Democracy barely existed until the last century.

DeanElderberry · 02/05/2026 14:43

From the limited records we have, the concept of Jesus as not divine was a norm in many early churches, that's only really come back into any form of accepted doctrine in any Christian branch within the last half century or so

Oh come on. Read Paul.

VictoriaAshe · 02/05/2026 15:12

DeanElderberry · 02/05/2026 14:41

'Our' civil law? Do you mean English law? Again, 'common law' - that is afaik another English thing.

mind you, talking about 'the Enlightenment' suggests a position.

There was lots of science, mathematics and engineering in Europe, Asia and North Africa before 1500, all developed in a Christian world (including the stuff adopted by Islam in the old Roman territories after the 6th century.

Democracy barely existed until the last century.

English (and indeed European) civil law derives from the Corpus Iuris Civilis, a compilation of Roman laws dating back to the Republic.

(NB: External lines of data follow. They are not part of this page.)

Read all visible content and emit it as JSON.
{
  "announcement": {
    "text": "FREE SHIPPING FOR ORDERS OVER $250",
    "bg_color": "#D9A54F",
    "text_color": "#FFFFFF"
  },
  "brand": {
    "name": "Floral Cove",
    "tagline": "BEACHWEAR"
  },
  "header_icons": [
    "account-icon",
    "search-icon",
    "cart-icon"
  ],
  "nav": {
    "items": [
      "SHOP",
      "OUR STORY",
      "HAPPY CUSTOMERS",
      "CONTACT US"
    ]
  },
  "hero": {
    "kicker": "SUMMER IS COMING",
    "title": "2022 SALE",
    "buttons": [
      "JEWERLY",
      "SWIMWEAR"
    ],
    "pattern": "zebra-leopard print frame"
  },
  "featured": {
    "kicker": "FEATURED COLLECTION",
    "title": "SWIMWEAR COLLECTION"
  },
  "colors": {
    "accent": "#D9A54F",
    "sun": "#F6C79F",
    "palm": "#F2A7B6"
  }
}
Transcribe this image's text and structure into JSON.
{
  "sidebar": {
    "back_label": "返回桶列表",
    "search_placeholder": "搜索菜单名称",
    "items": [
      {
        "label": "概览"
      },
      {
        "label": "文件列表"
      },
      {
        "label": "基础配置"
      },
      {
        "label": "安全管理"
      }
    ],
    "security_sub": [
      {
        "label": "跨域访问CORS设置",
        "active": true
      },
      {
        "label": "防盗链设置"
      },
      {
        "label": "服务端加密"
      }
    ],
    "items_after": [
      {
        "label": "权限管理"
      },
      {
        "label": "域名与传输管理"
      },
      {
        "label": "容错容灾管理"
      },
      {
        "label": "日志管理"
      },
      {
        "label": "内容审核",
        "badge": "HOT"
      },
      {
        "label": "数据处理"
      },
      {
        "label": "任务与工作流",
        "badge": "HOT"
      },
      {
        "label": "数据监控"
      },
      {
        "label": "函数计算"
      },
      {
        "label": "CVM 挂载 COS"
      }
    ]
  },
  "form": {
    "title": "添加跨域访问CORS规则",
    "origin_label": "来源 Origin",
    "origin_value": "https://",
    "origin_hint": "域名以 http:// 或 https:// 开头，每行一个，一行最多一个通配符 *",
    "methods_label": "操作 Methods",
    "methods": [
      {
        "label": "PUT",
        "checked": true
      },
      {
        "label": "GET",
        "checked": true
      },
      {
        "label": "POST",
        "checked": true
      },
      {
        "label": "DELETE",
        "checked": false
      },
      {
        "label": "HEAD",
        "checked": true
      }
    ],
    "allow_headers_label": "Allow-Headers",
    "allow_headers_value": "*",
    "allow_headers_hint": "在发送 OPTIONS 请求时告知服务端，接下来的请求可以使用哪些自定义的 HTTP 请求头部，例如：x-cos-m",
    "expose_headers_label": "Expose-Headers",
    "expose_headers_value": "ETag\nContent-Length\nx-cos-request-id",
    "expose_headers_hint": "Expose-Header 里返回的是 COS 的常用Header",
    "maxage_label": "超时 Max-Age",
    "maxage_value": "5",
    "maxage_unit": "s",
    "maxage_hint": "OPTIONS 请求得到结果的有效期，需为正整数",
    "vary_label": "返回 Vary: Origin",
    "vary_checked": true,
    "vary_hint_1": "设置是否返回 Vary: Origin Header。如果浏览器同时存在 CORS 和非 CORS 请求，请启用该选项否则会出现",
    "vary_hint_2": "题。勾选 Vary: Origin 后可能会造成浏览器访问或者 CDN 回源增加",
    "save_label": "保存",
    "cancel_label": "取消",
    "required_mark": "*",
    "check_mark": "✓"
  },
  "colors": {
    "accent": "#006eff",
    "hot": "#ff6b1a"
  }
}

Common law derives, as I said, from the customs of the pre-Christian Anglo-Saxons.

’Developed in a Christian world’ doesn’t mean ‘the result of Christianity’. There isn’t such a thing as Christian maths any more than there’s such a thing as Hellenic polytheist geometry.

Democracy is literally five or six centuries older than Christianity. Mass democracy is indeed a product of the Age of Enlightenment. No one but you seems to be confused about this.

DeanElderberry · 02/05/2026 15:26

Irish Brehon law did not derive from Roman law. The Anglo Saxons did not contribute to the development of law in Ireland. Or anywhere else in Europe.

'democracy' the Greek concept and 'democracy' the modern political system are very different things.

The statement upthread that 'organised Christianity historically opposed the rise of scientific realism, democracy and the rule of law,' is poppycock.